Wednesday, 13 July 2016: 15:00
Location: Hörsaal 32 (Main Building)
Oral Presentation
Caitlin FOX-HODESS, UC Berkeley, USA
Comparative research at the regional level can help elucidate the greater challenges that workers in the Global South face in coordinating international action relative to workers in the Global North, as well as the logics behind different strategic orientations to international work. While labor internationalism in the transport sector in Latin America during the Cold War was largely the prerogative of State Department and CIA funded initiatives to further the interests of US imperialism (and rank-and-file efforts to resist those initiatives), today new initiatives are emerging to take their place. The International Transport Workers Federation (ITF), which continues to suffer heavy reputational damage for its on-going role in supporting conservative unions in the region, has seen its standing among Latin American dockworkers diminish as the International Dockworkers Council, a newer organization, avowedly rank-and-file led, militant and politically left-wing, has quickly grown its membership throughout the region in recent years. Yet, while the IDC enjoys robust participation and action in Europe, attempts to stimulate similar develops in Latin America have met with far greater challenges and less success. European dockworkers’ strong and sustained coordination at the European level relative to Latin American dockworkers is the result not only of greater resources, but also of the far greater incentives provided by the unified regulatory framework imposed through the European Union.
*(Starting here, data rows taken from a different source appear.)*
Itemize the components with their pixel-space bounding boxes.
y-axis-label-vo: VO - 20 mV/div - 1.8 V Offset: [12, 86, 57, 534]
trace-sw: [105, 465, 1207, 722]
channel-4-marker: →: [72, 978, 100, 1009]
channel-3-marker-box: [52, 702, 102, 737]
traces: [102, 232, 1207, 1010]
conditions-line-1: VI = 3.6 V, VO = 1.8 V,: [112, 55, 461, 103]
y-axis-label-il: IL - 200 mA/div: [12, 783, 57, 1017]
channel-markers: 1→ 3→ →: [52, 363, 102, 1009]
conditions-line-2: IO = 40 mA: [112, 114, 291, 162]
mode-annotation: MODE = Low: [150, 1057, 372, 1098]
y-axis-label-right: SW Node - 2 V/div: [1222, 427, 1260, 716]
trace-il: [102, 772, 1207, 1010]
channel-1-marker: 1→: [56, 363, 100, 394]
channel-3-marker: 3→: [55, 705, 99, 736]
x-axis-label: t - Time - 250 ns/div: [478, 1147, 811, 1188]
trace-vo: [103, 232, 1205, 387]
Despite the increasing economic integration brought about through MERCOSUR, a similar logic for cooperation of shared regional governance is still lacking in Latin America. Latin American dockworkers instead see greater strategic value in solidarity from powerful U.S. dockworker unions than within-region solidarity. Nevertheless, Latin American dockworkers emphasized multiple potential benefits of increased coordination at the Latin American level, ranging from political and economic pressure on states and employers to information sharing and achieving political goals beyond the workplace.